Thursday, April 11, 2013

My Stance on Death

   There are things we need to do before we die, and there are things we want to do before we die.  Some people think all these things belong together on a bucket list, and that there is little difference between the two.  Others don't want to think about it and ignore the idea of death all together.  I have recently come to a realization about my position on the idea of death and what we should do before we die.  I have done all I needed to do in life, therefore the rest of what I do from here on out will be things I want to do before I die.
   I don't need to see the world, have children, get married, or bungee jump into a lake before I die, I just want to do those things.  Those wishes or hopes for things I'd like to do in the future are one third of the reason I keep living.  The people who care about me and don't want to see me leave this life are another third, and finally the pure enjoyment I get from living is the final reason for me, personally, to live.  Goals give me something to work for, people provide company and make me feel needed, and even without those two things, it is so pleasurable just to exist in the world we live.

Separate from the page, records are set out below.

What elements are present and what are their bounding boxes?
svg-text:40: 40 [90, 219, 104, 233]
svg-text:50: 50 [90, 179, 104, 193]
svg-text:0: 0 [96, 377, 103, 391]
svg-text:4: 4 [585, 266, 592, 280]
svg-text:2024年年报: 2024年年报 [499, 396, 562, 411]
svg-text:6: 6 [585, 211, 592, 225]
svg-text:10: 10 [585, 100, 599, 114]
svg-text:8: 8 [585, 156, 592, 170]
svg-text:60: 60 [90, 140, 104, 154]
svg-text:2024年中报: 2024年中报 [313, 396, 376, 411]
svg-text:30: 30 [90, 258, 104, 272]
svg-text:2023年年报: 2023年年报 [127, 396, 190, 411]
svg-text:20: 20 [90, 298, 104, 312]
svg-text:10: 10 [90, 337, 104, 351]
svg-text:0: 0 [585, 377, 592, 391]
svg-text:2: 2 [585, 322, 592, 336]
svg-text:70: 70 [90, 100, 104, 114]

   Coming to college and finally living away from my family while being able to study art has brought me to the highest point in my life; I have never been happier.  In a given moment I felt nothing but happiness, and that's all I really needed out of life.  Being in a place where I can learn from phenomenal professors about things I actually care about while not living with my parents but still maintaining a close relationship with my boyfriend was all I needed to get me to a point of happiness that satisfied my desire to live. And now life is all the more better that I don't worry about dying; it doesn't matter for me anymore.  I know a lot of people who worry about death often, and maybe I'm just a really simple person with low standards for life, but they all seem to get hooked on the fear of leaving this place into the step of existence while I could care less.
   I thought this might be something easy to respond to and helpful to stir up conversation (especially for those people who haven't even made a post yet).  So, what would it take to satisfy you to the point where death doesn't matter?  What is it you think you need out of life? And what holds you back now from being truly happy?